Step 2: Identify Leaf Nodes
  • leaves = deque() : Initialize a deque to hold current leaf nodes.
  • for each node in range(n) : Check each node's degree (number of connections).
  • if len(neighbors[node]) == 1 : If the node is a leaf (has one neighbor), add it to
    leaves
    .
Step 3: Pruning Leaf Nodes
  • while remaining_nodes > 2 : Continue until we have 2 or fewer nodes.
  • leaves_count = len(leaves) : Get the number of current leaves.
  • remaining_nodes -= leaves_count : Update count after removing current leaves.
  • leaf = leaves.popleft() : Remove and process each leaf.
  • neighbor = neighbors[leaf].pop() : Get and remove the single neighbor of the leaf.

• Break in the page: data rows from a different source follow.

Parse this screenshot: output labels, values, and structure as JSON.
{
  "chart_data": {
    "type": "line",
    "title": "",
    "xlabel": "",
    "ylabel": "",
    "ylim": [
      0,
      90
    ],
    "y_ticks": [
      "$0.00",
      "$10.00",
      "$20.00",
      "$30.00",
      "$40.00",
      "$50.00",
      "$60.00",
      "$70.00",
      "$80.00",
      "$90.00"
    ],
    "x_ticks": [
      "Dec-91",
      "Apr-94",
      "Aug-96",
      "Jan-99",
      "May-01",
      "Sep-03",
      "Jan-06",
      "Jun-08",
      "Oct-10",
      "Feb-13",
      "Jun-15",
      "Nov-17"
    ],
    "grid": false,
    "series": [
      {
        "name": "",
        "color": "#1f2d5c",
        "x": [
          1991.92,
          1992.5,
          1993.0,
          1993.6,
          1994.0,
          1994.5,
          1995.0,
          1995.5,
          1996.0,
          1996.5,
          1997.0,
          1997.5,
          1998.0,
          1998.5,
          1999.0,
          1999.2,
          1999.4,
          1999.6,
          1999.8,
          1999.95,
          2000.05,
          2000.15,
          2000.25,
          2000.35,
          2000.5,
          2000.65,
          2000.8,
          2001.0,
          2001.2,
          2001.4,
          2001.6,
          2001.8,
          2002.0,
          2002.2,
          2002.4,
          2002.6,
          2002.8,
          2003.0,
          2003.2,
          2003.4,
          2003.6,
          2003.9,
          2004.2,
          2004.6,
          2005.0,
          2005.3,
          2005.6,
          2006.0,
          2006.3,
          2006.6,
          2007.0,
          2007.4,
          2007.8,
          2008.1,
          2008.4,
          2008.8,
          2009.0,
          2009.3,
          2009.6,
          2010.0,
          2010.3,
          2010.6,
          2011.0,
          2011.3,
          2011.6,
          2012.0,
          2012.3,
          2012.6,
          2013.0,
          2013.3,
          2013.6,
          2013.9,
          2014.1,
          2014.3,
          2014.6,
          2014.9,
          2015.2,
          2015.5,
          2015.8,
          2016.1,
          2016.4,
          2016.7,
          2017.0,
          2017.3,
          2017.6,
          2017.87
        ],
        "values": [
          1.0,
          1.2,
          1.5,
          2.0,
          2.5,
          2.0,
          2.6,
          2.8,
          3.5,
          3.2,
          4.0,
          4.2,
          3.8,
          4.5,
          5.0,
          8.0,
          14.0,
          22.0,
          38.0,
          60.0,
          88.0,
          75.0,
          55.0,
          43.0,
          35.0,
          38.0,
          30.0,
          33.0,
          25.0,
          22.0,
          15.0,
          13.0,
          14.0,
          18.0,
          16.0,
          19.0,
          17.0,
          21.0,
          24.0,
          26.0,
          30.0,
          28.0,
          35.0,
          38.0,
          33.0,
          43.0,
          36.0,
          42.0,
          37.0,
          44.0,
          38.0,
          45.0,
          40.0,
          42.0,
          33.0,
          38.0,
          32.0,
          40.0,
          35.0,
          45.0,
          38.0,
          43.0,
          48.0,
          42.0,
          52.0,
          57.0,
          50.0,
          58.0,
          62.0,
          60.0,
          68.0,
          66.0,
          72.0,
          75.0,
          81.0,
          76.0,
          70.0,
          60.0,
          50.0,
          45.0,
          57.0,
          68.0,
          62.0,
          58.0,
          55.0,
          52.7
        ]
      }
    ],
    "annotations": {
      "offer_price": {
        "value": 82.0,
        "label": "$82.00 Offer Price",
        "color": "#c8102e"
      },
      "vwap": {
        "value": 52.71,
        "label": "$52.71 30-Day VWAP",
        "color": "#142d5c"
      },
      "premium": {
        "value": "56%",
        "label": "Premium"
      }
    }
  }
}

  • neighbors[neighbor].remove(leaf) : Remove the leaf from the neighbor's adjacency list.
  • if len(neighbors[neighbor]) == 1 : If this neighbor is now a leaf, add it to
    leaves
    .
Final Return:
  • return list(leaves) : The remaining nodes are the roots of the Minimum Height Trees.
This detailed approach ensures that we efficiently identify the MHT roots by leveraging properties of trees and graph traversal techniques.